Donatella Arpaia co-founded the former restaurant davidburke & donatella with chef David Burke, the success of which propelled her to the forefront of the New York restaurant scene and onto New York’s 50 Most Powerful Women list by the New York Post and “40 Under 40” by Crain’s New York Business. She subsequently opened a string of wildly popular restaurants with Chef Michael Psilakis, including Dona, Anthos, Kefi and Mia Dona in New York City, and the recently opened Eos at the Viceroy Hotel in Miami. All have gained critical acclaim and countless awards, including a coveted Michelin Star for Anthos. Her first cookbook, Cooking in Heels, will be published by Rodale in 2010. Donatella will be returning as a judge on the 2nd season of Food Network’s “The Next Iron Chef.”
Instead of adorning your pasta with sausage and tomatoes, try using swordfish and olives for a change of pace and flavor.

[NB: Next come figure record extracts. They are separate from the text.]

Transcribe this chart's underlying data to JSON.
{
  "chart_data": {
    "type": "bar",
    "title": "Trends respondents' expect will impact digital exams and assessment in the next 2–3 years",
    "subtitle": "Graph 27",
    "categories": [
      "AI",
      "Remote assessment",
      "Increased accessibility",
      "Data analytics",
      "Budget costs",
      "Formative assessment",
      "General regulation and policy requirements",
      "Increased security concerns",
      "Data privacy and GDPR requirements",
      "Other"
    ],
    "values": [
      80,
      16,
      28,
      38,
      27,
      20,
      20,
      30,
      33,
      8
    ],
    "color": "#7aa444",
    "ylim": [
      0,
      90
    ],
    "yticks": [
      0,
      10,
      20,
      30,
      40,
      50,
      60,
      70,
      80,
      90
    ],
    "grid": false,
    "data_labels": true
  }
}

This is a very quick and easy main-course pasta recipe that is full of flavor. I absolutely love the assertiveness of olives and capers, especially when paired with a meaty fish like swordfish. They just wake up the taste buds. And while the recipe calls for Greek olives, I honestly think you can use whatever is in the fridge; green Sicilian would work great, too, or Niçoise (but please, not the canned American variety). This dish would even be good served cold or room temperature the next day.
More than just recipes, Naples at Table is a history lesson on all things Neapolitan.
I love Naples at Table by Arthur Schwartz! Not only because Schwartz did a great job and the recipes actually work, but also because it is so well researched. It’s the kind of book that you can bring into bed; it’s a fantastic read, full of history about the region.
This New York pizzeria is certainly the place to go for those in search of a slice of heaven.
Keste serves fantastic pizza; it’s the closets thing to authentic Neapolitan pizza that I have found in New York City—and outside of Italy. I am a particular fan of the pie that comes with burrata, a fresh Italian cheese made from mozzarella and cream. The name "burrata" means "buttered" in Italian.
The visual excitement that abounds in Tokyo has an equally electrifying culinary scene to match.
Tokyo is hands down the most fascinating city I have ever been to from a culinary and cultural perspective. There are literally restaurants that focus entirely on a single ingredient, like eel for example.